Doubling as bothSandy and Dr. Schiffman, Ron Rifkin is so charismatic and spontaneous, with a kind of muted insanity, he masks many of the play’s shortcomings. Lawrence Pressman plays his ex-lover, Anton, a fallen angel of sorts who used to run an NYC fashion mag "for a moment" and is now maitre d’ at a Broadway restaurant. Anton also serves as narrator, a duty Pressman fulfills with an appealingly blithe accommodation to the world’s petty tortures, punctuated with little flips of the wrist and small squeals.
When Rifkin morphs into Dr. Schiffman in the Act 2 flashback, Josh Radnor arrives as Young Sandy — having doubled as Sandy’s stepson in the present-tense Act 1. Meanwhile, Neil Patrick Harris, having left his portrayal of Burt in a pool of blood, re-enters as Young Anton. And we watch the young couple dance around each other like butterflies holding shots of bourbon for encouragement. They’re both such Good People, a goodness that will prove to be the play’s undoing. Wettig is lovely as Sandy’s short-suffering wife and Young Sandy’s mother, dealing cheerfully with her son’s obvious bent.
Michael Brown’s arresting Mondrian-like minimalist set design has screens fly in and out, at times revealing peepholes into the backstage — broader perspectives, perhaps? The point of all the design, including Christopher Akerlind’s tightly funneled lights, is to focus on the words. That’s a sound approach in a play largely about language. Director Michael Morris shows such a keen sensitivity to character and cadence, I thought for a moment I was watching CSI: Fire Island.

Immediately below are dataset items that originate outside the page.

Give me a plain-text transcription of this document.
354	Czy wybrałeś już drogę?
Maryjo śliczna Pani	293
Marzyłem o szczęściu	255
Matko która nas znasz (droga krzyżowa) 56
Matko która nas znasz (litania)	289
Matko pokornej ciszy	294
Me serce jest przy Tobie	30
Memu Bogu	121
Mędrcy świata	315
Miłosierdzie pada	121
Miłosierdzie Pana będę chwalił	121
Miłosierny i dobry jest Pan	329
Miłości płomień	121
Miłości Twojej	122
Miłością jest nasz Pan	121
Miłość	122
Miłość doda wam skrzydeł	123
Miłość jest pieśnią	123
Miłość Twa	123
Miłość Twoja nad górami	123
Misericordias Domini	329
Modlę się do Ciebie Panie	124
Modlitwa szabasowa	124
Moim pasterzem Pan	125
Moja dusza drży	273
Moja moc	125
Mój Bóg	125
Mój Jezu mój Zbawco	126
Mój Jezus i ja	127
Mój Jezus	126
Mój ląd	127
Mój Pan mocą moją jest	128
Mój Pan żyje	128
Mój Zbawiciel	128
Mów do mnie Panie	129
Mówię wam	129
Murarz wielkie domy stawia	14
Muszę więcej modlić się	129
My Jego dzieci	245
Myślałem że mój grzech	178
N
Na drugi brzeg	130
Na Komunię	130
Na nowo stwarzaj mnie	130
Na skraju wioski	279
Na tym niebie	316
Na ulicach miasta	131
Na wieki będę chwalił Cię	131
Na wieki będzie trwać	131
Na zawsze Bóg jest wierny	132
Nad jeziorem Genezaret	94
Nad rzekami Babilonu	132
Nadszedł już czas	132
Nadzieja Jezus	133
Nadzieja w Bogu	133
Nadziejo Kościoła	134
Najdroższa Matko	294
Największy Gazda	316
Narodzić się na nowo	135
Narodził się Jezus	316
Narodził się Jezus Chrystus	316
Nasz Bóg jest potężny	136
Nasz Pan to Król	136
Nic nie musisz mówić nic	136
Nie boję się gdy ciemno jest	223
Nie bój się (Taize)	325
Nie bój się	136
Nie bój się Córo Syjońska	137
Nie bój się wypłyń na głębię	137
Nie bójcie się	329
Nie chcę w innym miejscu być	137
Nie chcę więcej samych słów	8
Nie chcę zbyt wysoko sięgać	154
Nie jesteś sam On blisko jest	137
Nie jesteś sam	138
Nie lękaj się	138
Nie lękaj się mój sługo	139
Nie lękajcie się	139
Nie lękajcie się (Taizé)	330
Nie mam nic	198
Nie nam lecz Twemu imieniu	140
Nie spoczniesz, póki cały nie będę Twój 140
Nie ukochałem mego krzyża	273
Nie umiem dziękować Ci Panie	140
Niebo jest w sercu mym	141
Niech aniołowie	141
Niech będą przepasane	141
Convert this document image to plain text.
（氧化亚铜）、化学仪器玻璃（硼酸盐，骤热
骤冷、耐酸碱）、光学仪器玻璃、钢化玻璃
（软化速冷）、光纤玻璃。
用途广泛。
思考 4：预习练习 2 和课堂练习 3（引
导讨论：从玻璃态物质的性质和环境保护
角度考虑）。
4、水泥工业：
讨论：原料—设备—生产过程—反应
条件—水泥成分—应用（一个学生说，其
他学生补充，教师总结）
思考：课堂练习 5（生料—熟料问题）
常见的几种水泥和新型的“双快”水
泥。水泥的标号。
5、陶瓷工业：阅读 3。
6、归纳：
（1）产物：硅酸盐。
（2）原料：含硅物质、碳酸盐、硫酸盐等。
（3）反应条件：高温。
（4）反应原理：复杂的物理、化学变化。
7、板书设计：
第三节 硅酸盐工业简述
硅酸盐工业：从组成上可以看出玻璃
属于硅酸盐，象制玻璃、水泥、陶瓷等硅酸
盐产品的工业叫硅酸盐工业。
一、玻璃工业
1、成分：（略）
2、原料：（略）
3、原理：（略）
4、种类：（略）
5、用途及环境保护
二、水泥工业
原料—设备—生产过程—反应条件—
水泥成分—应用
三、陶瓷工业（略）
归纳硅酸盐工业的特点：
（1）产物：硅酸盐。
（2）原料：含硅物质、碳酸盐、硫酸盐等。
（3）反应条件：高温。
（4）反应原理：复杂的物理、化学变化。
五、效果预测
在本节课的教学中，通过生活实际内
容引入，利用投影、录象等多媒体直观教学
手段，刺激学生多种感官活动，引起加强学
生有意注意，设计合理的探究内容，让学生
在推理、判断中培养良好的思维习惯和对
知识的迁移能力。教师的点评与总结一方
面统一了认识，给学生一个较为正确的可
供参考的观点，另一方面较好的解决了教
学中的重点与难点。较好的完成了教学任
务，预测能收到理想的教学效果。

For Baitz to be taken more seriously, perhaps at this point in his illustrious, tormented playwriting career, he needs to take himself less seriously — knowing the difference between an identity crisis and a tragedy, for instance. Very good plays can come from very small incidents, but knowing what’s big and small is part of the job requirement for an artist. As a great philosopher-muse once noted, sometimes a cigar really is just a cigar.